The Patriots will enter the beginning of the 2018 league season with several important decisions to make in regards to free agency. Among the veterans looking for a new deal are Nate Solder, Danny Amendola, Malcolm Butler, Dion Lewis, Rex Burkhead, Nate Ebner and Matthew Slater. There are other veterans such as Brandon Bolden, James Harrison, LaAdrian Waddle and Cameron Fleming who have played significant roles at times and have been limited at others.
While the team has a limited amount of cap space, right now… they should be retooling a few contracts or cutting their ties with some players soon which will create more cap space.
We’ll be doing profiles on each of the free agents in the upcoming days and give you our take on whether they return or move on. One of the key players facing free agency is running back Dion Lewis. Lewis put it all together in 2017 and proved that he can withstand the rigors of a 16-game season as well as three playoff games and at 27 years old, is in the great position to cash in on free agency. He’s won a Super Bowl and now he wants to get paid.

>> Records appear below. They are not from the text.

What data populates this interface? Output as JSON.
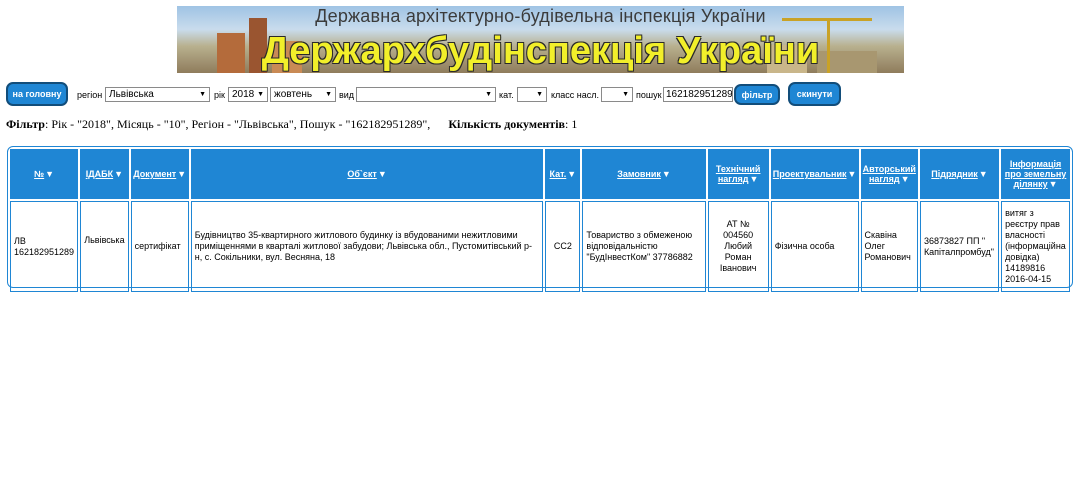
{
  "banner": {
    "subtitle": "Державна архітектурно-будівельна інспекція України",
    "title": "Держархбудінспекція України"
  },
  "toolbar": {
    "home_label": "на головну",
    "region_label": "регіон",
    "region_value": "Львівська",
    "year_label": "рік",
    "year_value": "2018",
    "month_value": "жовтень",
    "type_label": "вид",
    "type_value": "",
    "cat_label": "кат.",
    "cat_value": "",
    "class_label": "класс насл.",
    "class_value": "",
    "search_label": "пошук",
    "search_value": "162182951289",
    "filter_label": "фільтр",
    "reset_label": "скинути"
  },
  "filter": {
    "label": "Фільтр",
    "text": ": Рік - \"2018\", Місяць - \"10\", Регіон - \"Львівська\", Пошук - \"162182951289\",",
    "count_label": "Кількість документів",
    "count_value": ": 1"
  },
  "table": {
    "headers": {
      "num": "№",
      "idabk": "ІДАБК",
      "doc": "Документ",
      "object": "Об`єкт",
      "cat": "Кат.",
      "customer": "Замовник",
      "tech_1": "Технічний",
      "tech_2": "нагляд",
      "designer": "Проектувальник",
      "author_1": "Авторський",
      "author_2": "нагляд",
      "contractor": "Підрядник",
      "land_1": "Інформація",
      "land_2": "про земельну",
      "land_3": "ділянку"
    },
    "row": {
      "num_1": "ЛВ",
      "num_2": "162182951289",
      "idabk": "Львівська",
      "doc": "сертифікат",
      "object": "Будівництво 35-квартирного житлового будинку із вбудованими нежитловими приміщеннями в кварталі житлової забудови; Львівська обл., Пустомитівський р-н, с. Сокільники, вул. Весняна, 18",
      "cat": "СС2",
      "customer": "Товариство з обмеженою відповідальністю \"БудІнвестКом\" 37786882",
      "tech": "АТ № 004560 Любий Роман Іванович",
      "designer": "Фізична особа",
      "author": "Скавіна Олег Романович",
      "contractor": "36873827 ПП \" Капіталпромбуд\"",
      "land": "витяг з реєстру прав власності (інформаційна довідка) 14189816 2016-04-15"
    }
  },
  "colors": {
    "accent": "#1f86d4",
    "banner_title": "#f2ef2a"
  },
  "icons": {
    "sort": "sort-down-icon",
    "dropdown": "chevron-down-icon"
  }
}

Lewis’ situation is a bit different than other notable free agents as he’s missed so much time due to injury in the past, it will be interesting to see if there is a great demand for his services on the open market.
But as always, the question remains, who does the team feel is one of their priority free agents? Will Lewis be one of the guys that the Patriots feel like they must re-sign him?
Why Lewis Will Return: The Patriots settled on Lewis in the second half of the season as their go-to back and he didn’t disappoint. He carried the ball 180 times for 896 yards with six touchdowns. He added 32 receptions for 214 yards and three more touchdowns.
But the bottom line was, once they went with Lewis, the offense was much more difficult to stop. Opponents had to respect the run as well as the pass and his versatility was on full display. As we mentioned above, Lewis showed he can stand up to being a feature back. His previous career high for carries was 64 in 2016, this season he nearly tripled that.
Lewis displays the willingness to run the ball between the tackles and for a smaller back, showed remarkable ability to carry would-be tacklers for yards after contact. He also has the innate ability to make people miss in the open field.
Lewis is a well-respected player by his coaches and teammates and they know what he can bring to the table.
Why Lewis Won’t Return: There are a couple of considerations to think about here in regards to Lewis and his tenure here. First, the Patriots have never highly valued the running back position. So, will they pony up the kind of cash that they’ll have to, to keep Lewis in the fold? That is the big question. It will all come down to how much?
Lewis isn’t going to sign anything quickly here. He’s earned his payday and will want to test the waters to see what he can bring in during free agency. The Patriots have allowed Dont’a Hightower and Julian Edelman to test the waters of free agency in the past with the stipulation that the player gives them a chance to match any offer out there. You can expect the same with the Patriots.
Will another team try to wow Lewis away from New England with a big money contract offer? That is a distinct possibility. Other teams could see the potential with him and with the run/pass option he presents. He could easily be a fit with several other teams out there. It all comes down to money and the amount others are willing to spend. I could easily see the Patriots wish Lewis the best and wave goodbye this spring.
Bottom Line: The Patriots, do, however, recognize what they have in Lewis and the dynamic playmaking ability that he possesses, especially in the open field. Does that mean, the Patriots will break their mold and pay top dollar for a running back? That part is doubtful.
Bill Belichick has always been especially reluctant to pay big bucks to a running back, and one with an injury history like Lewis’.So have most other teams. The NFL really doesn’t value the running back position like in days of yore.
The Patriots have always eschewed the idea of a “feature” running back with the exception of Corey Dillon and have relied on a running back by committee with the likes of BenJarvus Green-Ellis, Stevan Ridley, and Antowain Smith. But this year was a bit different. Although they still used a committee, Lewis was the main guy down the stretch and he was equal to the task.
So what would it take to sign him to a new deal? Several sites have been throwing around the numbers of a three-year deal in the neighborhood of $15 million dollars. If the Patriots are willing to pay Lewis that kind of cash, then I think the deal could definitely work.
Reliability? He caught 32 passes on just 35 targets in 2017, that is a 91 percent completion percentage when the ball is thrown his way. That isn’t good, that is outstanding. And of course, there is the little stat that the Patriots are 32-3 when Lewis is in the lineup and just 13-7 when he’s not.
So, the chances are good, better than 50/50 that Lewis returns to the Patriots for the next three years on a new contract. But it is far from a sure thing. He’s turned enough heads for other teams to look long and hard. And then Lewis will have to decide what is in his best interests for the long term before coming to a decision, but he’s earned that right. If the money is right, he’ll be back. If not, wish him well elsewhere.